‘I made a mistake,’ the four year old said, very upset with herself, holding the chapati that looked like the map of some strange country.
‘And what will happen if you made a mistake?‘ I asked. ‘Will your little nose grow wings and fly away?’ She burst into giggles.
What is it that makes us believe that mistakes are ‘bad’, that it’s ‘wrong’ to make them?
Yes, we’ve been taught, and admonished, time and again, that not doing the ‘textbook’ thing, veering off a prescribed path, or writing in black ink instead of blue, was ‘wrong’.
And thanks to that, we’ve come to beat ourselves up too - Don’t you keep beating yourself up / start to feel guilty if you yelled at your kid in the heat of the moment? Or put the wrong slide in the PPT? Or mixed the whites with the coloreds? It comes so easily to us.

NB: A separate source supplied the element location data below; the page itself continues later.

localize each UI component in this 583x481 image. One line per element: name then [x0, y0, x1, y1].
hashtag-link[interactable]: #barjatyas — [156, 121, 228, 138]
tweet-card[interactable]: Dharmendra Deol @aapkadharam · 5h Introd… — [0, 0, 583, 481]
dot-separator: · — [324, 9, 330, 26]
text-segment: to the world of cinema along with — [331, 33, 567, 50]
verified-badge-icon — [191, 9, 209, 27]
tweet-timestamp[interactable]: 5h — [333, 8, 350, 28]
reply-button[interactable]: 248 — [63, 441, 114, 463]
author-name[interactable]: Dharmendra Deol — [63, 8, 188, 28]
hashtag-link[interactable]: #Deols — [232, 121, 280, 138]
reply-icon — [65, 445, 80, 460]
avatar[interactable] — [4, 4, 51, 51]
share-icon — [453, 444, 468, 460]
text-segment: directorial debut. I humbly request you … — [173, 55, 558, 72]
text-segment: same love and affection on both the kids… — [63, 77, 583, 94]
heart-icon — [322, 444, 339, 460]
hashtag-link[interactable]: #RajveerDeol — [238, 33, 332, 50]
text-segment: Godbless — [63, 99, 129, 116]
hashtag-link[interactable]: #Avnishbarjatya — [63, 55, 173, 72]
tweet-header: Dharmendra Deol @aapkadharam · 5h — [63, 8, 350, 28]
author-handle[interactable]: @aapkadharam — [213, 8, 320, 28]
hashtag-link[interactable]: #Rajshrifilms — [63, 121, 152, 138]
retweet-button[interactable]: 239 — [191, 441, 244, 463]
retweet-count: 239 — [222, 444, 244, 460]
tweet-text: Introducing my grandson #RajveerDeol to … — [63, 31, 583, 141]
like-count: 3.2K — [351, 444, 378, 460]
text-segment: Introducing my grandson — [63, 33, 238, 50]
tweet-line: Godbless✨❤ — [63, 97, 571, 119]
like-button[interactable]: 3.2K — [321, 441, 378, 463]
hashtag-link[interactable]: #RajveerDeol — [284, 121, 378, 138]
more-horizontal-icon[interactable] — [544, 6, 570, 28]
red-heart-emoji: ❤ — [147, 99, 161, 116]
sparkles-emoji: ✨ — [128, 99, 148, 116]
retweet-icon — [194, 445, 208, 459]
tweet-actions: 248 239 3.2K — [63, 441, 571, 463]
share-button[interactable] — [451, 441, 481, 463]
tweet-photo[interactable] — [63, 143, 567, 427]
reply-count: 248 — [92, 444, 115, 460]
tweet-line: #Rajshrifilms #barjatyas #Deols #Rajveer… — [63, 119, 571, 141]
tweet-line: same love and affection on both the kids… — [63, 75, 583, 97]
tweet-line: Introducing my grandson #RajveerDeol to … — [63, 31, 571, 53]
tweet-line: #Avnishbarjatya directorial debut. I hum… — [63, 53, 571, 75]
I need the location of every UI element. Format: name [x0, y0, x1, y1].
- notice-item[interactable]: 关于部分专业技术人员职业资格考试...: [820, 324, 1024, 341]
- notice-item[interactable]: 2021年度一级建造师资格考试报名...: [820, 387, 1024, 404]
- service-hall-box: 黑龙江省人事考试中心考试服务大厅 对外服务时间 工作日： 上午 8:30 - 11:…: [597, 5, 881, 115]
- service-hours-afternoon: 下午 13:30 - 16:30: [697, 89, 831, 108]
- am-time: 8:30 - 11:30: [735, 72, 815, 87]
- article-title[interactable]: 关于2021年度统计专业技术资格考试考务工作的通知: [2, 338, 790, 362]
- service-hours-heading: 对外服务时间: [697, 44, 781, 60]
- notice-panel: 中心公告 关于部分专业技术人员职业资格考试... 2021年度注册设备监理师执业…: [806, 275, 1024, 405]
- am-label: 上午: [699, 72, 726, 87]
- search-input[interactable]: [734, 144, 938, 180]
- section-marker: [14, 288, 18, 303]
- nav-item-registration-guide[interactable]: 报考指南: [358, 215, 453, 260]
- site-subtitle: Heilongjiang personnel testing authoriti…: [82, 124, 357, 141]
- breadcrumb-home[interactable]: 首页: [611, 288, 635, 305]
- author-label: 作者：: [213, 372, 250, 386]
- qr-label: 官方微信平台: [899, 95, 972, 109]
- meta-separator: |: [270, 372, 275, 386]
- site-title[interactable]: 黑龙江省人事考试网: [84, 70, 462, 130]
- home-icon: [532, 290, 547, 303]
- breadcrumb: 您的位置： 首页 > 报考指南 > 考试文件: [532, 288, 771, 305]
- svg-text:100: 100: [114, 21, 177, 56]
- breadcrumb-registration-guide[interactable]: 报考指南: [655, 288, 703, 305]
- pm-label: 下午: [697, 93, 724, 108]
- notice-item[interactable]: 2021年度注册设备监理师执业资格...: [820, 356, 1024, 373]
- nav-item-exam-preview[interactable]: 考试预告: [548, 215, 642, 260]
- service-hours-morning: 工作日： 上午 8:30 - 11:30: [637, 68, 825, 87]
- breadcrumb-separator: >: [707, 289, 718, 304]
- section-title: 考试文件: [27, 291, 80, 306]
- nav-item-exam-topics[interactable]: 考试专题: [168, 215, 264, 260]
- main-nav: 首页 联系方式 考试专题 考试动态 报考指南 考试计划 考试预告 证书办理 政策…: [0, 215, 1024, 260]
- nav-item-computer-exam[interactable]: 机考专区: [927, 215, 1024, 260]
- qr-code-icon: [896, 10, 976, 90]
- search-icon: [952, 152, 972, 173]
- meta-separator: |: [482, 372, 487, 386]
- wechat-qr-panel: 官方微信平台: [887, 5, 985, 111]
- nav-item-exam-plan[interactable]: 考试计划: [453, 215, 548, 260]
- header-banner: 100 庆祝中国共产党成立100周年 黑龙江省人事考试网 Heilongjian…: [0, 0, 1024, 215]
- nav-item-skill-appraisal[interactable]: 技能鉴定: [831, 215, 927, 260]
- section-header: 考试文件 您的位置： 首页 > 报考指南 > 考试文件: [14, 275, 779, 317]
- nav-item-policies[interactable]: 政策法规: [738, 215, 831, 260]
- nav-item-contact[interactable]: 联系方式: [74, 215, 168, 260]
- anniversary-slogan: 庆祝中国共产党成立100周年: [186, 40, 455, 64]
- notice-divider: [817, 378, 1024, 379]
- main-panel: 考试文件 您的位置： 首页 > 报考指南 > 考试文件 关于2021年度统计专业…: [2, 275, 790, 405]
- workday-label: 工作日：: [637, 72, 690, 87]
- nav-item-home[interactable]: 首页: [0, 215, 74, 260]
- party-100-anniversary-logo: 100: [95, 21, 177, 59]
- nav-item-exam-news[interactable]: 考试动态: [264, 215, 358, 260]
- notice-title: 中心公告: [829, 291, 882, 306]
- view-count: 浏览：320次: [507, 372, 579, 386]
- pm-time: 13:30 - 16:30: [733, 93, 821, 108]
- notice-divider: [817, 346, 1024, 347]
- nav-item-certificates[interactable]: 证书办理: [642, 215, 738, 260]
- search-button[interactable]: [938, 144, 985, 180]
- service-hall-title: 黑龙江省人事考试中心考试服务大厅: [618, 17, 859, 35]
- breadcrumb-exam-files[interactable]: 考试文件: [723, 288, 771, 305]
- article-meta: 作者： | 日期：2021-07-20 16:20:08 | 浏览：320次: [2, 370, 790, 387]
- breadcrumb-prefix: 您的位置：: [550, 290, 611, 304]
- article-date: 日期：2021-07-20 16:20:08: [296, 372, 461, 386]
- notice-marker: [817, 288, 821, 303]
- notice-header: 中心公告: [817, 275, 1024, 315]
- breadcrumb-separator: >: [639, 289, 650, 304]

But we don’t want our kids to grow up thinking that it’s wrong to make a mistake, do we? So for our own sakes and therefore for our children, let’s say aloud, yes, aloud :).
It’s ok to make a mistake.
Hello, Chris Columbus’ discovery of America was a mistake.
And mistakes are about discovery. Finding the ‘Oh this is a shorter route!’, or ‘Hmm, this color isn’t so bad,’ Or damn, better not to not invite those people the next time’. Making mistakes are part of our everyday existence, and part of living, learning and growing as human beings.
We all make mistakes! Teachers and Presidents. People with super IQs, and loads of experience.
So let’s allow ourselves, and our children to make them . They will learn not to beat themselves up and see it for what it is. ‘A mistake’. A detour. A different way to finding a solution. And in being unafraid of making a mistake, will try harder the next time, and so choose adventure and fun.
If a child is made to feel like a failure, (read that as ‘Why are you making a mistake, you silly child?’/ ‘How can you do that?’, and ‘What is wrong with you?’), she will most likely feel inadequate, and often give up. Or not begin at all. Or just end up making ‘more mistakes’ out of fear. Sad, huh?
So let’s be compassionate, to ourselves, and to our children. To remember that making mistakes do not makes us small, less, or weak, and won’t make any of our body parts disappear. That it’s ok not to know something. That we can’t possibly know everything, or be ‘efficient’, ‘smart’, alert’ all the time –Sure Einstein came up with the Theory of relativity, but d’you think he’d know how to burp a baby.
What making mistakes will do is, let us learn. Give us a chance to make better decisions the Next time armed with knowledge they didn’t have before.
And when we know it’s ok to make one, it’s so much easier to admit it, to let go of the torment of having made it, the embarrassment and guilt.
So encourage mistakes, and funny-looking chapattis, so that they may dare to dream big, and learn from loads of mistakes along the way.
And yes, when your child says her night prayers, maybe add this - ‘And dear lord, thank you for all the mistakes I made today, and the ones I make tomorrow.’ It lets you, and them remember that what you did, and what you do, is ok.
An example conversation: She makes a mistake. What do you say to her? ‘It’s ok sweetheart. Everyone makes mistakes. But let’s see...now. What do you think we can do about it? Is there another way to do this?’ OR ‘What did you learn’ At first – because she’s been conditioned to follow one ‘right’ path, she may not know, or be hesitant. Help her by saying, ‘Ok what if you changed this?)